Banyak riset dan studi dilakukan (oleh Jepang, Korsel, China, dan AS), ditambah cerita dan pengakuan pembelot dari Utara serta informasi media resmi Korut, tetapi tidak tergambar cerita yang jelas dan utuh tentang Korut. Penyebabnya, tertutupnya negeri di bagian utara Semenanjung Korea itu dan juga sulitnya melakukan riset, pengumpulan data di lapangan (Atsuhito Isozaki: 2017).
Itulah sebabnya, sekarang, orang tidak dapat memahami kepribadian dan perilaku politik Kim Jong Un, tanpa menempatkan dalam konteks kepemimpinan kakeknya, Kim Il Sung, dan ayahnya, Kim Jong Il (Jerrold M Post: 2016). Salah satu kesulitan untuk memahami para pemimpin Korut adalah mereka selalu berada di belakang mitos.
Kim Il Sung merupakan pendiri Korut. Ia pejuang gerilya yang naik ke puncak kekuasaan di bawah perlindungan Stalin dan disebut sebagai presiden abadi. Dia membuat konsep ideologi Republik Rakyat Demokrasi Korea (DPRK) yang disebut juche. Di bawah pengaruh kuat Stalin dan Mao Zedong, Kim Il Sung menjadi seorang komunis tulen.
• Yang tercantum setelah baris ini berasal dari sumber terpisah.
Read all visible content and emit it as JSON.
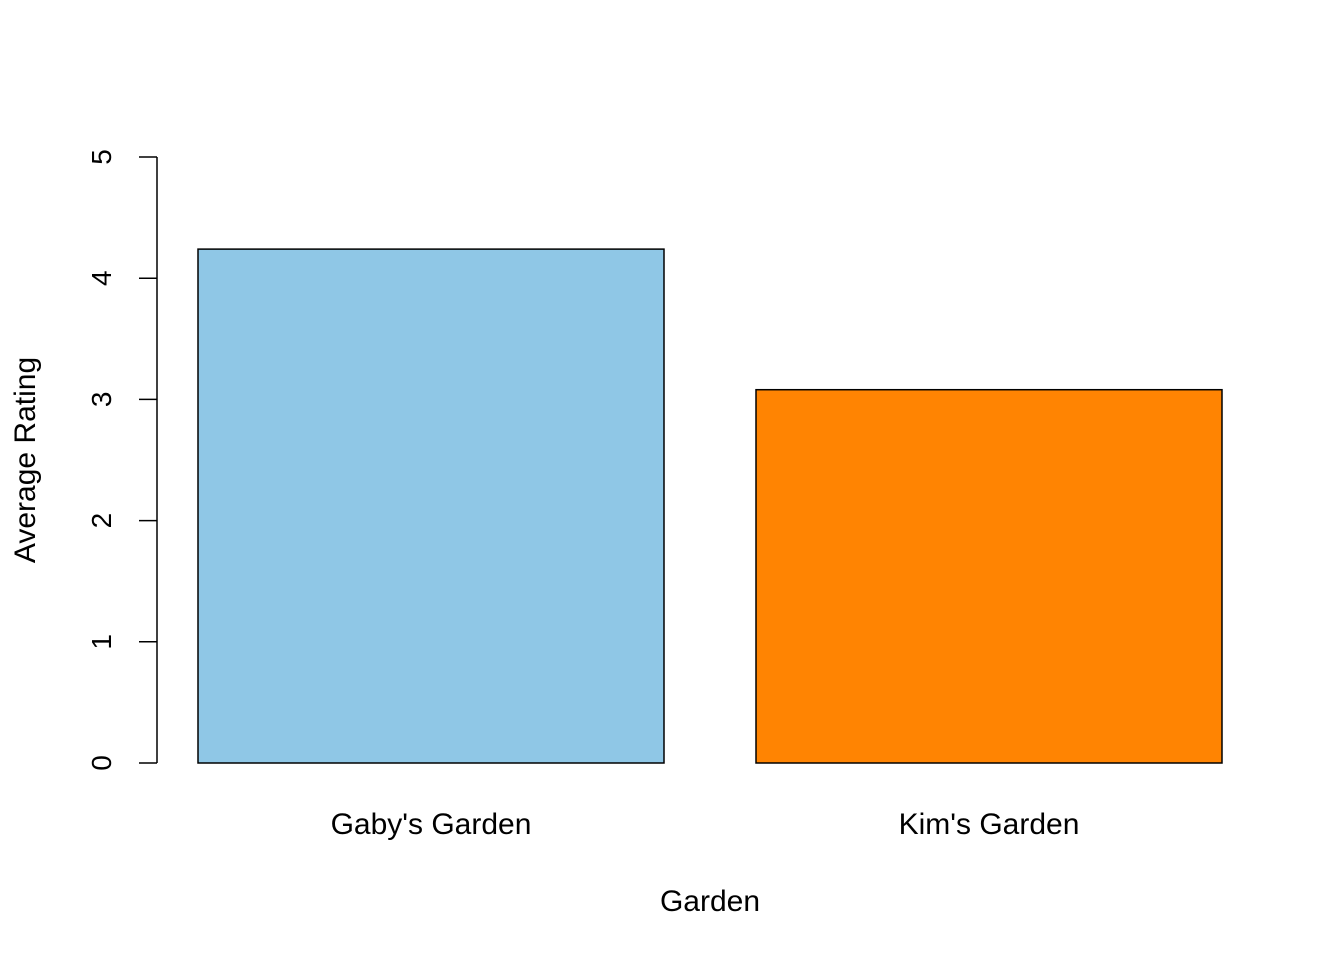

Untuk memperkukuh kekuasaannya, Kim Il Sung menumpas habis oposisi dan rival-rival potensialnya. Karena khawatir adanya intervensi dari luar, Kim Il Sung menutup seluruh perbatasan negerinya. Tidak hanya membatasi warganya keluar, tetapi juga sangat membatasi masuknya pengaruh luar. Meski sudah meninggal (1994), pemimpin besar itu masih membayangi dan memengaruhi kebijakan Korut. ”Pemimpin Besar Akan Selalu Bersama Kita” demikian yang tertulis secara jelas dan tegas dalam website DPRK.
Berbeda dengan ayahnya, Kim Jong Il bukan seorang pejuang gerilya, bukan pendiri bangsa, dan bukan pembuat konsep ideologi, serta tidak sekarismatik ayahnya. Namun, ia juga berusaha membangun mitos bagi dirinya sendiri, dengan menyebut dirinya sebagai ”manusia dari Gunung Baekdu” (meskipun senyatanya ”anak lelaki dari Uni Soviet” karena lahir di negeri itu, 1942). Ia hidup pada zaman yang berbeda dengan ayahnya: sudah menikmati kemewahan sehingga menjadi pribadi yang narsistik. Salah satu yang menonjol, pada 1970-an, ia mengonsolidasikan kekuasaan dengan menyingkirkan ribuan pejabat partai tinggalan ayahnya dan menggantikan mereka dengan yang lebih muda dan setia kepadanya (Jarrold M Post: 2016 dan Shepherd Iverson: 2017).
Bagaimana Kim Jong Un? Seperti melihat pergelaran wayang kulit dari belakang layar. Serba hitam.